Megan • Wife, Mummy to a type one diabetic, and mummy to be again

4 years ago my husband was in a warehouse retail job

(had been for a while) he walked out of work and quit his job and his story was he had been caught cuddling a female and he wasn’t social distancing so his boss caught them and threatened to fire him so he walked out. Fast forward I never believed the story I always knew there was a little more to it. I always knew they were atleast caught having a kiss. I don’t know but it diddnt make sense. I always pulled him up on it so many times. Over the years I felt stupidly paranoid and insecure. I always thought it was obviously in my head because that’s how he made me feel. He is such a flirty person with so many women he is like it with and it upsets me so bad. Fast forward yesterday after a deeply long conversation and days of me asking because it really got to me now and I had spoke with someone from his old work who had told me there was something going on. My husband told me. He said it was constant flirting and kissing for 3/4 weeks. He said it was an escape because I suffered very badly with post natal depression and I was in a very bad place at the time. We hadn’t even been married a year.

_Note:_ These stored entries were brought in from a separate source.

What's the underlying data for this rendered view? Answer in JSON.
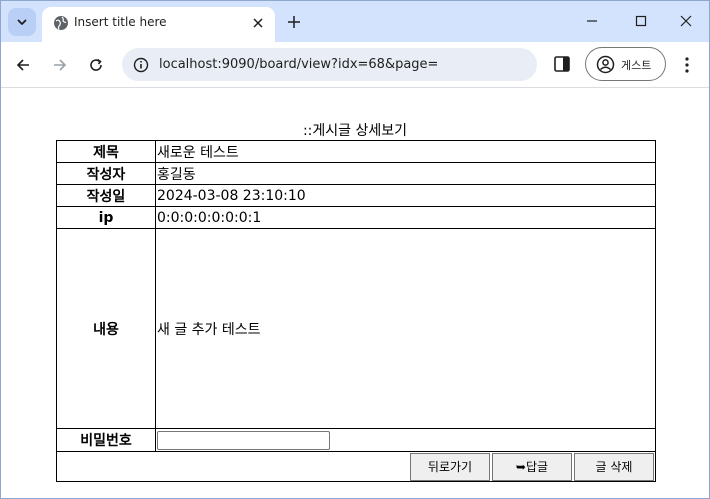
{
  "browser": {
    "tab_title": "Insert title here",
    "url": "localhost:9090/board/view?idx=68&page=",
    "profile_label": "게스트"
  },
  "page": {
    "heading": "::게시글 상세보기",
    "labels": {
      "title": "제목",
      "writer": "작성자",
      "date": "작성일",
      "ip": "ip",
      "content": "내용",
      "password": "비밀번호"
    },
    "values": {
      "title": "새로운 테스트",
      "writer": "홍길동",
      "date": "2024-03-08 23:10:10",
      "ip": "0:0:0:0:0:0:0:1",
      "content": "새 글 추가 테스트",
      "password": ""
    },
    "buttons": {
      "back": "뒤로가기",
      "reply": "➥답글",
      "delete": "글 삭제"
    }
  }
}
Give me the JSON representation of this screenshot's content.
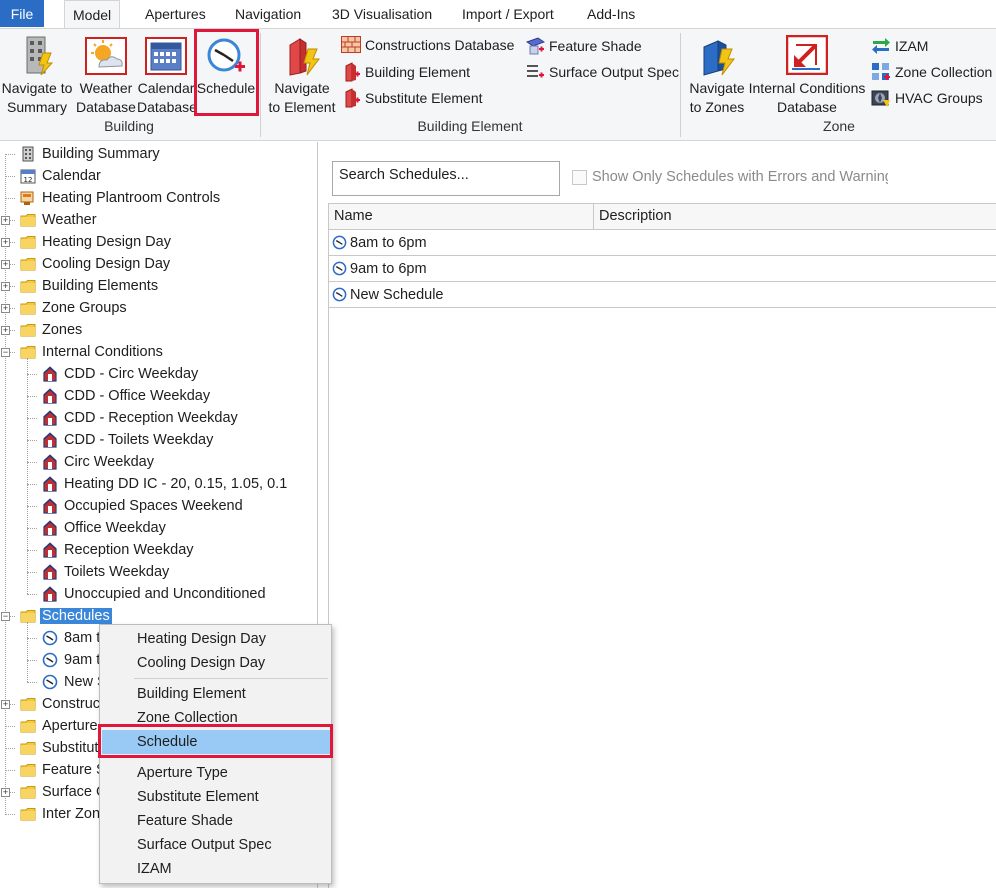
{
  "tabs": {
    "file": "File",
    "model": "Model",
    "apertures": "Apertures",
    "navigation": "Navigation",
    "visualisation": "3D Visualisation",
    "import_export": "Import / Export",
    "addins": "Add-Ins"
  },
  "ribbon": {
    "building": {
      "navigate_summary": [
        "Navigate to",
        "Summary"
      ],
      "weather_db": [
        "Weather",
        "Database"
      ],
      "calendar_db": [
        "Calendar",
        "Database"
      ],
      "schedule": "Schedule",
      "group": "Building"
    },
    "building_element": {
      "navigate_element": [
        "Navigate",
        "to Element"
      ],
      "constructions_db": "Constructions Database",
      "building_element": "Building Element",
      "substitute_element": "Substitute Element",
      "feature_shade": "Feature Shade",
      "surface_output_spec": "Surface Output Spec",
      "group": "Building Element"
    },
    "zone": {
      "navigate_zones": [
        "Navigate",
        "to Zones"
      ],
      "internal_conditions_db": [
        "Internal Conditions",
        "Database"
      ],
      "izam": "IZAM",
      "zone_collection": "Zone Collection",
      "hvac_groups": "HVAC Groups",
      "group": "Zone"
    }
  },
  "tree": [
    {
      "label": "Building Summary",
      "icon": "building-icon"
    },
    {
      "label": "Calendar",
      "icon": "calendar-icon"
    },
    {
      "label": "Heating Plantroom Controls",
      "icon": "plantroom-icon"
    },
    {
      "label": "Weather",
      "icon": "folder-icon"
    },
    {
      "label": "Heating Design Day",
      "icon": "folder-icon"
    },
    {
      "label": "Cooling Design Day",
      "icon": "folder-icon"
    },
    {
      "label": "Building Elements",
      "icon": "folder-icon"
    },
    {
      "label": "Zone Groups",
      "icon": "folder-icon"
    },
    {
      "label": "Zones",
      "icon": "folder-icon"
    },
    {
      "label": "Internal Conditions",
      "icon": "folder-icon"
    },
    {
      "label": "CDD - Circ Weekday",
      "icon": "house-icon"
    },
    {
      "label": "CDD - Office Weekday",
      "icon": "house-icon"
    },
    {
      "label": "CDD - Reception Weekday",
      "icon": "house-icon"
    },
    {
      "label": "CDD - Toilets Weekday",
      "icon": "house-icon"
    },
    {
      "label": "Circ Weekday",
      "icon": "house-icon"
    },
    {
      "label": "Heating DD IC - 20, 0.15, 1.05, 0.1",
      "icon": "house-icon"
    },
    {
      "label": "Occupied Spaces Weekend",
      "icon": "house-icon"
    },
    {
      "label": "Office Weekday",
      "icon": "house-icon"
    },
    {
      "label": "Reception Weekday",
      "icon": "house-icon"
    },
    {
      "label": "Toilets Weekday",
      "icon": "house-icon"
    },
    {
      "label": "Unoccupied and Unconditioned",
      "icon": "house-icon"
    },
    {
      "label": "Schedules",
      "icon": "folder-icon"
    },
    {
      "label": "8am t",
      "icon": "clock-icon"
    },
    {
      "label": "9am t",
      "icon": "clock-icon"
    },
    {
      "label": "New S",
      "icon": "clock-icon"
    },
    {
      "label": "Construct",
      "icon": "folder-icon"
    },
    {
      "label": "Aperture",
      "icon": "folder-icon"
    },
    {
      "label": "Substitut",
      "icon": "folder-icon"
    },
    {
      "label": "Feature S",
      "icon": "folder-icon"
    },
    {
      "label": "Surface C",
      "icon": "folder-icon"
    },
    {
      "label": "Inter Zon",
      "icon": "folder-icon"
    }
  ],
  "search": {
    "placeholder": "Search Schedules..."
  },
  "filter_label": "Show Only Schedules with Errors and Warnings",
  "table": {
    "columns": [
      "Name",
      "Description"
    ],
    "rows": [
      {
        "name": "8am to 6pm",
        "description": ""
      },
      {
        "name": "9am to 6pm",
        "description": ""
      },
      {
        "name": "New Schedule",
        "description": ""
      }
    ]
  },
  "context_menu": {
    "items": [
      "Heating Design Day",
      "Cooling Design Day",
      "Building Element",
      "Zone Collection",
      "Schedule",
      "Aperture Type",
      "Substitute Element",
      "Feature Shade",
      "Surface Output Spec",
      "IZAM"
    ],
    "hovered": "Schedule"
  },
  "colors": {
    "accent": "#2b6cc4",
    "selection": "#3a86d8",
    "menu_hover": "#99c9f5",
    "highlight_red": "#e0173a",
    "folder": "#f5c842"
  }
}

He basically used me as a reason. But rather than entertain someone else at the hardest time he wasn’t there. I feel broken and hurt. I have made him leave and go to his dads for the night atleast so that I can think and have some breathing space. But my question is could you forgive him? He says there was no feelings on either side but I don’t believe that for a minute. You can’t spend weeks kissing someone and there be nothing in it? I’m not stupid. Could you move past it and make your marriage work?